そして、こんな世界になってしまったのは、自分のせいだと思えたのです。

身勝手な行動が、大切な人の命まで危うくしてしまったことを悔やんでいる人が、いたるところで号泣していました。

あふれるように流れ続けた涙の最後の一滴が、乾ききってカサカサになった心に染み込んでいきました。

すると、不思議なことに、自分は一人ではなくて、他の人たちとも溶け合って存在しているという感覚がどこからともなく湧きあがってきたのです。

この星で、偶然のように巡りあったたくさんの人たち。

その人たちの笑顔が浮かぶと、もっと優しくすれば良かった、もっと語り合いたかったと、無性に愛おしくなりました。

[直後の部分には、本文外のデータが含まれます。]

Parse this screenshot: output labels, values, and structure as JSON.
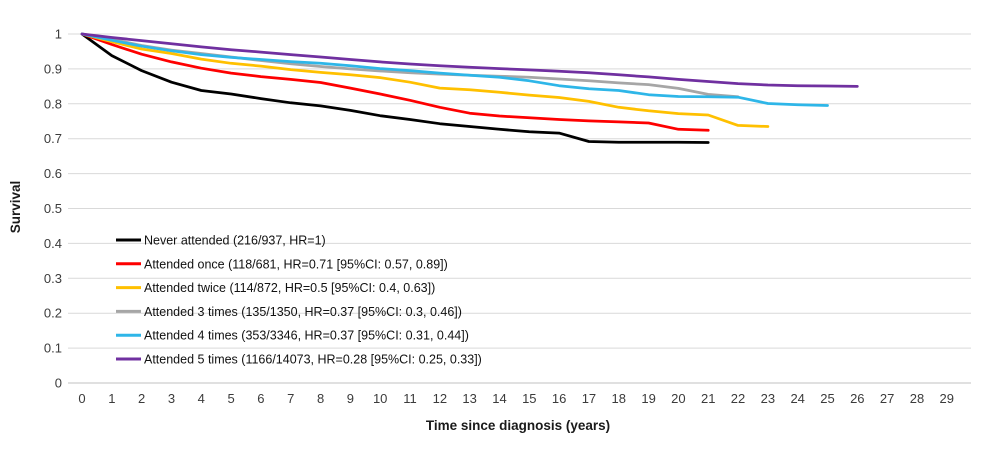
{
  "figure": {
    "background": "#ffffff",
    "gridline_color": "#d9d9d9",
    "axis_line_color": "#c0c0c0",
    "tick_label_color": "#3b3b3b"
  },
  "chart_data": {
    "type": "line",
    "title": "",
    "xlabel": "Time since diagnosis (years)",
    "ylabel": "Survival",
    "xlim": [
      0,
      29
    ],
    "ylim": [
      0,
      1
    ],
    "x_ticks": [
      0,
      1,
      2,
      3,
      4,
      5,
      6,
      7,
      8,
      9,
      10,
      11,
      12,
      13,
      14,
      15,
      16,
      17,
      18,
      19,
      20,
      21,
      22,
      23,
      24,
      25,
      26,
      27,
      28,
      29
    ],
    "y_ticks": [
      "0",
      "0.1",
      "0.2",
      "0.3",
      "0.4",
      "0.5",
      "0.6",
      "0.7",
      "0.8",
      "0.9",
      "1"
    ],
    "grid": "horizontal",
    "legend_position": "inside-left-middle",
    "x_step_years": 1,
    "series": [
      {
        "name": "Never attended (216/937, HR=1)",
        "color": "#000000",
        "x_start": 0,
        "values": [
          1,
          0.938,
          0.895,
          0.862,
          0.838,
          0.828,
          0.815,
          0.803,
          0.794,
          0.781,
          0.766,
          0.755,
          0.743,
          0.735,
          0.727,
          0.72,
          0.716,
          0.692,
          0.69,
          0.69,
          0.69,
          0.689
        ]
      },
      {
        "name": "Attended once (118/681, HR=0.71 [95%CI: 0.57, 0.89])",
        "color": "#fe0000",
        "x_start": 0,
        "values": [
          1,
          0.97,
          0.942,
          0.92,
          0.902,
          0.888,
          0.878,
          0.87,
          0.861,
          0.845,
          0.828,
          0.81,
          0.79,
          0.773,
          0.765,
          0.76,
          0.755,
          0.751,
          0.748,
          0.745,
          0.727,
          0.724
        ]
      },
      {
        "name": "Attended twice (114/872, HR=0.5 [95%CI: 0.4, 0.63])",
        "color": "#ffc000",
        "x_start": 0,
        "values": [
          1,
          0.978,
          0.957,
          0.944,
          0.928,
          0.916,
          0.908,
          0.898,
          0.89,
          0.883,
          0.875,
          0.862,
          0.845,
          0.84,
          0.833,
          0.825,
          0.818,
          0.807,
          0.79,
          0.78,
          0.772,
          0.768,
          0.738,
          0.735
        ]
      },
      {
        "name": "Attended 3 times (135/1350, HR=0.37 [95%CI: 0.3, 0.46])",
        "color": "#a6a6a6",
        "x_start": 0,
        "values": [
          1,
          0.985,
          0.967,
          0.954,
          0.944,
          0.934,
          0.924,
          0.915,
          0.907,
          0.9,
          0.894,
          0.889,
          0.885,
          0.882,
          0.879,
          0.876,
          0.871,
          0.866,
          0.86,
          0.855,
          0.844,
          0.827,
          0.82
        ]
      },
      {
        "name": "Attended 4 times (353/3346, HR=0.37 [95%CI: 0.31, 0.44])",
        "color": "#2eb6e8",
        "x_start": 0,
        "values": [
          1,
          0.982,
          0.965,
          0.952,
          0.941,
          0.933,
          0.927,
          0.921,
          0.916,
          0.909,
          0.901,
          0.895,
          0.888,
          0.882,
          0.876,
          0.866,
          0.852,
          0.843,
          0.838,
          0.826,
          0.821,
          0.82,
          0.819,
          0.801,
          0.797,
          0.795
        ]
      },
      {
        "name": "Attended 5 times (1166/14073, HR=0.28 [95%CI: 0.25, 0.33])",
        "color": "#7030a0",
        "x_start": 0,
        "values": [
          1,
          0.99,
          0.981,
          0.972,
          0.963,
          0.955,
          0.948,
          0.941,
          0.934,
          0.927,
          0.92,
          0.914,
          0.909,
          0.905,
          0.901,
          0.897,
          0.893,
          0.889,
          0.883,
          0.877,
          0.87,
          0.864,
          0.858,
          0.854,
          0.852,
          0.851,
          0.85
        ]
      }
    ]
  }
}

今では会うことも、話すこともできなくなった大切な人たち。

心の中で無事を祈ることしかできなくなった大切な人たち。

世界中の人々が、同じ気持ちになったのは偶然だったのでしょうか。

誰もが、誰かを思いやり、幸せと無事を願っていたのです。

どのくらいの時間がたったのか、青い星の人たちの心がとけあってひとつになると、新型ウィルスは跡形もなく消えてしまいました。

やがて、人々が失ってしまったと思っていたあの頃の平和と幸せが、徐々によみがえってきました。

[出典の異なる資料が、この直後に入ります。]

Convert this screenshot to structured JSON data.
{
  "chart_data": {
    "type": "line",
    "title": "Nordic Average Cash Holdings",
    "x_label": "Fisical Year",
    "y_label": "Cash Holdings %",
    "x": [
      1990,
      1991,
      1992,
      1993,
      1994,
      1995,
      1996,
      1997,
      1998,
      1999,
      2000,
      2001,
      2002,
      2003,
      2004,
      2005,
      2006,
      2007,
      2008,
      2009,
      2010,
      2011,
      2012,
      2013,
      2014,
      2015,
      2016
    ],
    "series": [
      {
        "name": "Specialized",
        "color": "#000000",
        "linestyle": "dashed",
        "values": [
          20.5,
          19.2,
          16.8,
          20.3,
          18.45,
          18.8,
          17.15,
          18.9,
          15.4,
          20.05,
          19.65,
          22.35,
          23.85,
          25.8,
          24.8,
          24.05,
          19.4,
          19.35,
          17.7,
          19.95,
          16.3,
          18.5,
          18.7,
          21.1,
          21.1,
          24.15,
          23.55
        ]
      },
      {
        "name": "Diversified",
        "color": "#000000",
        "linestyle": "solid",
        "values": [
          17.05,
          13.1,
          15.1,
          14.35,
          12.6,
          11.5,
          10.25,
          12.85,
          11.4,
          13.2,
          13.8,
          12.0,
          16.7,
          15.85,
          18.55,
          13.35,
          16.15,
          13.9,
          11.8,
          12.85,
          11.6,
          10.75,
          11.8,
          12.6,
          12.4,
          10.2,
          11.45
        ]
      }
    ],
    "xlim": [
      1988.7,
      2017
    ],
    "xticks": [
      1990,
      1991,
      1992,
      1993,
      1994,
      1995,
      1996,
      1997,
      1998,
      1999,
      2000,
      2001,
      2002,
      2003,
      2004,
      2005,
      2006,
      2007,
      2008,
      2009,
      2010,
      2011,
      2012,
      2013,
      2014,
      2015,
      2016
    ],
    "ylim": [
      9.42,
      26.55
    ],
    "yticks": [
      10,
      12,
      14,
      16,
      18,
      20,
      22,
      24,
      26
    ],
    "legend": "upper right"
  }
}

でも、誰もがそれを当たり前とは思わず、ありがたくかみしめるように受け取っていました。

そして、今まで持っていた自分以外のものに対する不協和音はすっかり消え去って、世界中の人たちの心があたたかいハーモニーを奏でていたのです。

あの極限を経験した人々は、この星の全ての人々を、自分と同じくらい大切に思えるようになっていたのでした。

国と国、人と人、その境目は本当はなかったことに気づいたのです。

前と変わらない日常が戻ったように思えましたが、本当は全く違った世界でした。人々の心の変化が、青い星を一新させたのでしょう。

人々の心と調和した新しい星は、前よりもっと輝いて見えました。

宇宙の彼方から、この星の行方を見守っていた星たちも、祝福の光を投げかけました。

この星の人たちが、心の輝きを失わない限り、青い星はいつまでも輝き続けるにちがいありません。